The first interpretation, issued in July of 2015 and covered by HR Legalist, took an expansive view of what types of workers labeled as contractors could actually be deemed employees legally entitled to minimum wage and overtime under the FLSA. The DOL indicated that it would rely on a multiple factor “economic realities” test used to determine whether or not a worker is economically dependent on the employer (an employee) or truly in business for him or herself (an independent contractor). The interpretation cited to court cases across the country applying this test, which is broader than the “common law” test used by the IRS for employment tax purposes. Now that this interpretation has been withdrawn, the DOL may use a more restrictive test in the future.
Similarly, the 2016 interpretation took a broad view of “joint employment” situations, where two or more employers may be held responsible for the failure to pay appropriate wages. The 2016 interpretation identified two types of joint employment arrangements: horizontal joint employment (where two or more affiliated entities are considered joint employers of the same employee or employees); and vertical joint employment, where an organization relies on an intermediary such as a temp agency to supply employees. In the case of horizontal joint employment, the 2016 interpretation states that the DOL would analyze the relationship between the two entities, including any overlap between ownership, management, employees, operations, and customers. In the case of vertical joint employment, the interpretation adopted the economic realities test to determine whether the company relying on the intermediary organization should also be considered an employer.
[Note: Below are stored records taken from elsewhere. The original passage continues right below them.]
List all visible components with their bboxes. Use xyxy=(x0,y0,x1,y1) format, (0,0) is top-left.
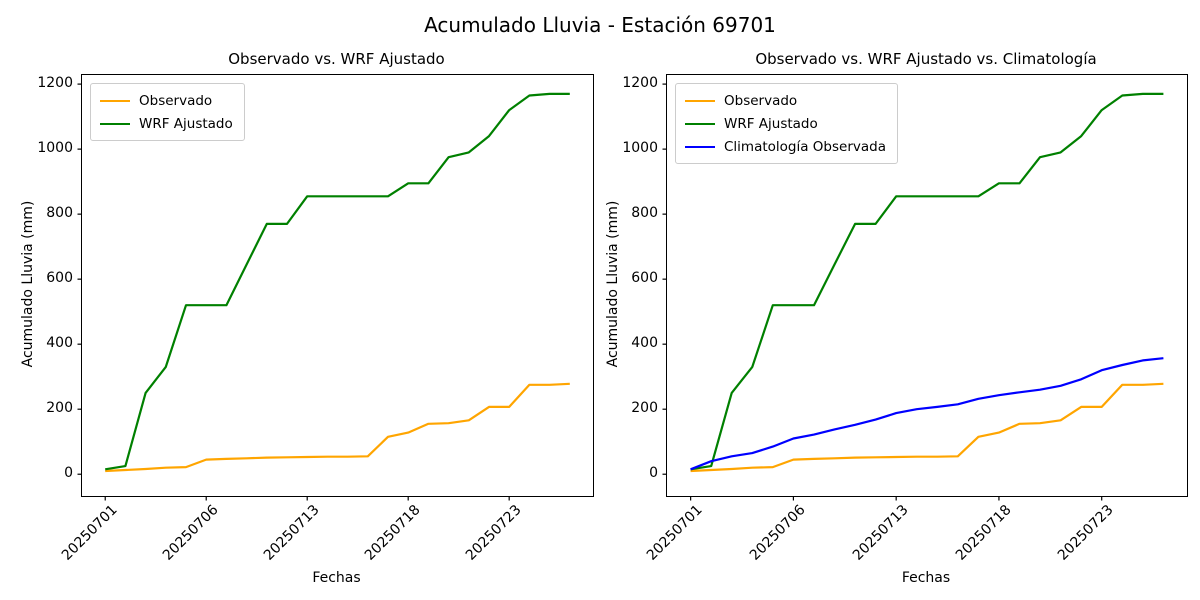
y-tick-label: 200 xyxy=(631,400,658,417)
y-tick-label: 800 xyxy=(631,205,658,222)
x-tick-label: 20250713 xyxy=(849,502,912,564)
legend-label: WRF Ajustado xyxy=(724,115,818,132)
left-chart-axes: Observado WRF Ajustado xyxy=(77,74,594,501)
left-x-axis-label: Fechas xyxy=(312,570,361,586)
legend: Observado WRF Ajustado xyxy=(90,83,245,141)
right-chart-axes: Observado WRF Ajustado Climatología Observ… xyxy=(662,74,1188,501)
series-line-wrf-ajustado xyxy=(690,92,1164,471)
legend-entry: Climatología Observada xyxy=(685,135,886,158)
y-tick-label: 1200 xyxy=(622,75,658,92)
left-chart-title: Observado vs. WRF Ajustado xyxy=(228,50,445,68)
right-chart-title: Observado vs. WRF Ajustado vs. Climatolo… xyxy=(755,50,1097,68)
y-tick-label: 600 xyxy=(631,270,658,287)
legend-line-swatch xyxy=(100,122,130,125)
x-tick-label: 20250706 xyxy=(159,502,222,564)
plot-area xyxy=(662,83,1164,501)
y-tick-label: 1200 xyxy=(37,75,73,92)
series-line-wrf-ajustado xyxy=(105,92,570,471)
x-tick-label: 20250723 xyxy=(1055,502,1118,564)
y-tick-label: 1000 xyxy=(622,140,658,157)
y-tick-label: 0 xyxy=(64,465,73,482)
right-y-axis-label: Acumulado Lluvia (mm) xyxy=(605,200,621,368)
legend: Observado WRF Ajustado Climatología Observ… xyxy=(675,83,898,164)
y-tick-label: 600 xyxy=(46,270,73,287)
series-line-climatolog-a-observada xyxy=(690,357,1164,471)
series-line-observado xyxy=(690,382,1164,473)
legend-line-swatch xyxy=(685,99,715,102)
legend-entry: WRF Ajustado xyxy=(685,112,886,135)
x-tick-label: 20250718 xyxy=(361,502,424,564)
y-tick-label: 200 xyxy=(46,400,73,417)
figure-title: Acumulado Lluvia - Estación 69701 xyxy=(424,13,776,37)
x-tick-label: 20250723 xyxy=(462,502,525,564)
y-tick-label: 0 xyxy=(649,465,658,482)
legend-label: Climatología Observada xyxy=(724,138,886,155)
y-tick-label: 1000 xyxy=(37,140,73,157)
x-tick-label: 20250718 xyxy=(952,502,1015,564)
x-tick-label: 20250706 xyxy=(747,502,809,564)
legend-entry: Observado xyxy=(100,89,233,112)
y-tick-label: 800 xyxy=(46,205,73,222)
x-tick-label: 20250701 xyxy=(644,502,706,564)
legend-line-swatch xyxy=(685,145,715,148)
legend-label: Observado xyxy=(139,92,213,109)
legend-entry: Observado xyxy=(685,89,886,112)
plot-area xyxy=(77,83,570,501)
legend-label: WRF Ajustado xyxy=(139,115,233,132)
series-line-observado xyxy=(105,382,570,473)
y-tick-label: 400 xyxy=(631,335,658,352)
x-tick-label: 20250713 xyxy=(260,502,323,564)
right-x-axis-label: Fechas xyxy=(901,570,951,586)
left-y-axis-label: Acumulado Lluvia (mm) xyxy=(20,200,36,368)
legend-line-swatch xyxy=(100,99,130,102)
legend-label: Observado xyxy=(724,92,798,109)
legend-entry: WRF Ajustado xyxy=(100,112,233,135)
x-tick-label: 20250701 xyxy=(58,502,121,564)
y-tick-label: 400 xyxy=(46,335,73,352)
legend-line-swatch xyxy=(685,122,715,125)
Secretary Acosta withdrew these two prior guidance documents without releasing any updated guidance hinting at what position the DOL would take in the future regarding these issues. Employers may get a hint if Secretary Acosta makes public statements about the DOL’s position on these issues, or if he addresses those issues during congressional hearings.
In the meantime, this move signals that the DOL may be less aggressive regarding independent contractor misclassification and joint employment under the Trump administration. This means that it is less likely that companies will be considered employers of independent contractors or workers supplied by other firms. However, since courts across the country already use variations of the economic realities test in FLSA cases, employers still need to be aware of their potential legal responsibilities to contractors and workers supplied by temp agencies. Employers with questions regarding their obligations towards these types of workers should consult experienced employment counsel.